Bestimmen Partner einer nichtehelichen Lebensgemeinschaft in einem Erbvertrag eines ihrer Kinder zum Schlusserben, kann der Überlebende im Einzelfall an die Erbeinsetzung eines seiner eigenen Kinder gebunden sein, das mehrere Jahre im gemeinsamen Haushalt gelebt und dem vorverstorbenen Vertragspartner besonders nahe gestanden hat.
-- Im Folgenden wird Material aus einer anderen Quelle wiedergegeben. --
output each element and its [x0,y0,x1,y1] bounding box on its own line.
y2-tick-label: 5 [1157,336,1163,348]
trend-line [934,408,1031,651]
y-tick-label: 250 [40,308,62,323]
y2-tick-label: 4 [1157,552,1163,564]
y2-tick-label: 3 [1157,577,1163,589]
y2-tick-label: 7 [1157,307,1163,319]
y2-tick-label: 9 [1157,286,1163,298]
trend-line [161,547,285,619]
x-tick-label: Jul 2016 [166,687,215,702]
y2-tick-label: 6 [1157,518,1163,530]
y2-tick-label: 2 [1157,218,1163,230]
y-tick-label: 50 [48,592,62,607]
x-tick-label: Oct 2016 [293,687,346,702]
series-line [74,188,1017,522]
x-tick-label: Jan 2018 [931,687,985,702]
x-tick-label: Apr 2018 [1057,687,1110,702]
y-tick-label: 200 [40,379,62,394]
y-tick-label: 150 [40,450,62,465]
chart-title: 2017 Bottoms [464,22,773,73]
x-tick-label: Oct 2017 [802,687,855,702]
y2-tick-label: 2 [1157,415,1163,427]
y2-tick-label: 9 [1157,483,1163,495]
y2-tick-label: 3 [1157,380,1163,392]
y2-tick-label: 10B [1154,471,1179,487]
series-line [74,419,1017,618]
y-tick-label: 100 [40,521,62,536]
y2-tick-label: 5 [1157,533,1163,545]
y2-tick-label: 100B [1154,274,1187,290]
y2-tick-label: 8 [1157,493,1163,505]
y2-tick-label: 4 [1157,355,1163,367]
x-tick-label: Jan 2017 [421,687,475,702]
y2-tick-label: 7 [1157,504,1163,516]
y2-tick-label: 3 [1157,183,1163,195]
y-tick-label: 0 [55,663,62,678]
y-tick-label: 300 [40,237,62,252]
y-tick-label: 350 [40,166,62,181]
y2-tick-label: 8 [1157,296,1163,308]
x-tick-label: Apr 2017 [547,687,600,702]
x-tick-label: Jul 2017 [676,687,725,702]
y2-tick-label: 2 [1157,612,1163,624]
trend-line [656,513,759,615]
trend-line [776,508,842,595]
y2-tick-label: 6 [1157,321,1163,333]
Sollen die Abkömmlinge des zum Schlusserben bestimmten Kindes Ersatzerben sein und räumen die Vertragspartner dem Überlebenden jeweils das Recht ein, eine Teilungsanordnung hinsichtlich des gemeinsamen Nachlasses zu treffen, führt eine Auslegung dieses Vertrages nicht zwingend zu dem Ergebnis, dass dem Überlebenden eine Abänderungsbefugnis bzgl. der Person des Schlusserben zustehen soll, auch wenn die Befugnis zur Teilungsanordnung nur dann Bedeutung erlangte, wenn der Schlusserbe versterben und mehrere Abkömmlinge an seine Stelle treten würden (OLG München, Beschluss v. 3.11.2014 – 31 Wx 280/14).